In 1906 the house was sold to Oliver Russell, 2nd Baron Ampthill (1869–1935) who had just returned from India where he had served as Governor of Madras for six years. He was the son of Odo Russell, 1st Baron Ampthill who was a British Diplomat. In 1894 he married Lady Margaret Lygon (1874–1957) who was the daughter of Frederick Lygon, 6th Earl Beauchamp.

Lady Margaret was a personal friend of Queen Mary. She is described in the diaries of Henry Channon as “Queen Mary’s closest friend”. She became friends with the Queen who was then a Princess when she was only 17 and they remained close all of their lives.

==Later residents==

In 1918 the Russells moved to Oakley, Bedfordshire and the Hall was advertised for sale.

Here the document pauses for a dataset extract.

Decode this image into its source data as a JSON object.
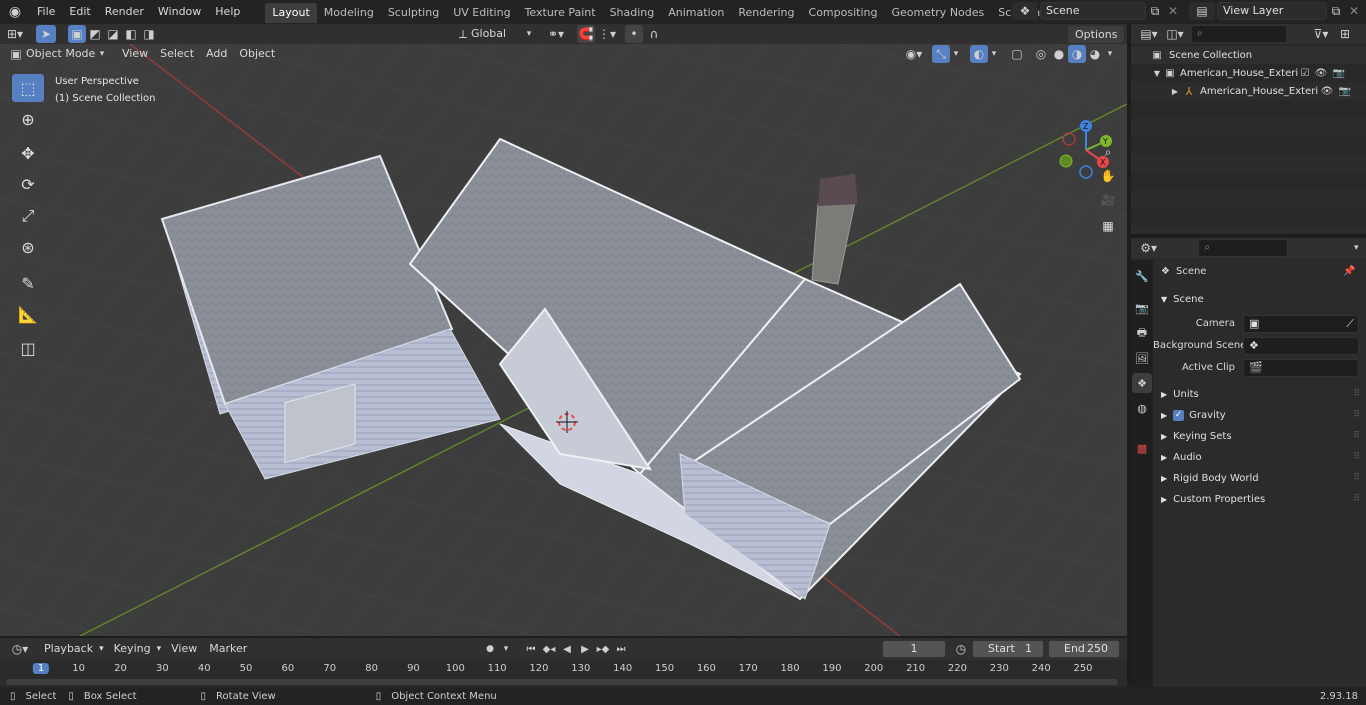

The Starey family who were the previous owners bought the property. John Helps Starey (1848–1928) was the son of the original owner Benjamin. He owned numerous rubber plantations in Asia between 1864 and 1900. In 1882 he married Grace Katherine Dingwall (1855–1940) who was the daughter of Charles Dingwell of Portley, Caterham. The couple had six children. John died in 1928 and his wife Grace continued to live at the Hall until her death in 1940. The property continued to be owned by the Starey family until 1968 when it was bought by Ludwik Dobrzański. In 1971 he sold it to Francis Harmer Brown who turned it into a restaurant and hotel.